Frequently asked questions

  • How do I access my My Health Record?

    My Health Record is accessed through the Australian Government's myGov platform. You will need a myGov account (free to create at my.gov.au), and your My Health Record linked to it. Most Australians already have a My Health Record created on their behalf — Australia moved to an opt-out system in 2018, meaning records were created automatically unless you specifically declined. Once linked, you can view documents including GP clinical notes (uploaded by your practice), pathology reports, radiology reports, medications dispensed, and immunisation history. The My Health Record app is also available on iOS and Android and allows access without logging into the full myGov portal.

  • Can I opt out of having my pathology results uploaded to My Health Record?

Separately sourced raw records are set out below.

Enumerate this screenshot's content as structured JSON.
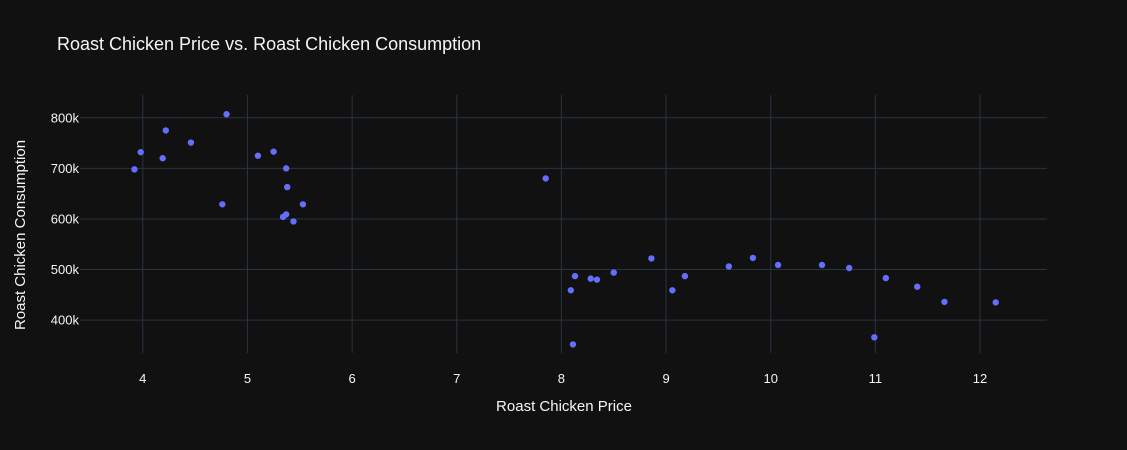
{
  "chart_data": {
    "type": "scatter",
    "title": "Roast Chicken Price vs. Roast Chicken Consumption",
    "xlabel": "Roast Chicken Price",
    "ylabel": "Roast Chicken Consumption",
    "xlim": [
      3.4,
      12.64
    ],
    "ylim": [
      335000,
      845000
    ],
    "x_ticks": [
      4,
      5,
      6,
      7,
      8,
      9,
      10,
      11,
      12
    ],
    "x_tick_labels": [
      "4",
      "5",
      "6",
      "7",
      "8",
      "9",
      "10",
      "11",
      "12"
    ],
    "y_ticks": [
      400000,
      500000,
      600000,
      700000,
      800000
    ],
    "y_tick_labels": [
      "400k",
      "500k",
      "600k",
      "700k",
      "800k"
    ],
    "grid": true,
    "colors": {
      "background": "#111111",
      "grid": "#283442",
      "marker": "#636efa",
      "text": "#f2f5fa"
    },
    "series": [
      {
        "points": [
          [
            3.92,
            698000
          ],
          [
            3.98,
            732000
          ],
          [
            4.19,
            720000
          ],
          [
            4.22,
            775000
          ],
          [
            4.46,
            751000
          ],
          [
            4.76,
            629000
          ],
          [
            4.8,
            807000
          ],
          [
            5.1,
            725000
          ],
          [
            5.25,
            733000
          ],
          [
            5.34,
            604000
          ],
          [
            5.37,
            609000
          ],
          [
            5.37,
            700000
          ],
          [
            5.38,
            663000
          ],
          [
            5.44,
            595000
          ],
          [
            5.53,
            629000
          ],
          [
            7.85,
            680000
          ],
          [
            8.09,
            459000
          ],
          [
            8.11,
            352000
          ],
          [
            8.13,
            487000
          ],
          [
            8.28,
            482000
          ],
          [
            8.34,
            480000
          ],
          [
            8.5,
            494000
          ],
          [
            8.86,
            522000
          ],
          [
            9.06,
            459000
          ],
          [
            9.18,
            487000
          ],
          [
            9.6,
            506000
          ],
          [
            9.83,
            523000
          ],
          [
            10.07,
            509000
          ],
          [
            10.49,
            509000
          ],
          [
            10.75,
            503000
          ],
          [
            10.99,
            366000
          ],
          [
            11.1,
            483000
          ],
          [
            11.4,
            466000
          ],
          [
            11.66,
            436000
          ],
          [
            12.15,
            435000
          ]
        ]
      }
    ]
  }
}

    Yes. Under the opt-out model, you can choose to have your pathology or radiology reports not uploaded to My Health Record. You can also restrict access to individual documents once they are uploaded — for example, preventing certain healthcare providers from viewing specific reports. If you want to discuss your privacy settings, your GP can help, or you can contact the My Health Record Help line via the Australian Digital Health Agency. Opting out of the record entirely is also still possible, though it means your treating team cannot use the record to coordinate your care during hospital admissions or emergencies.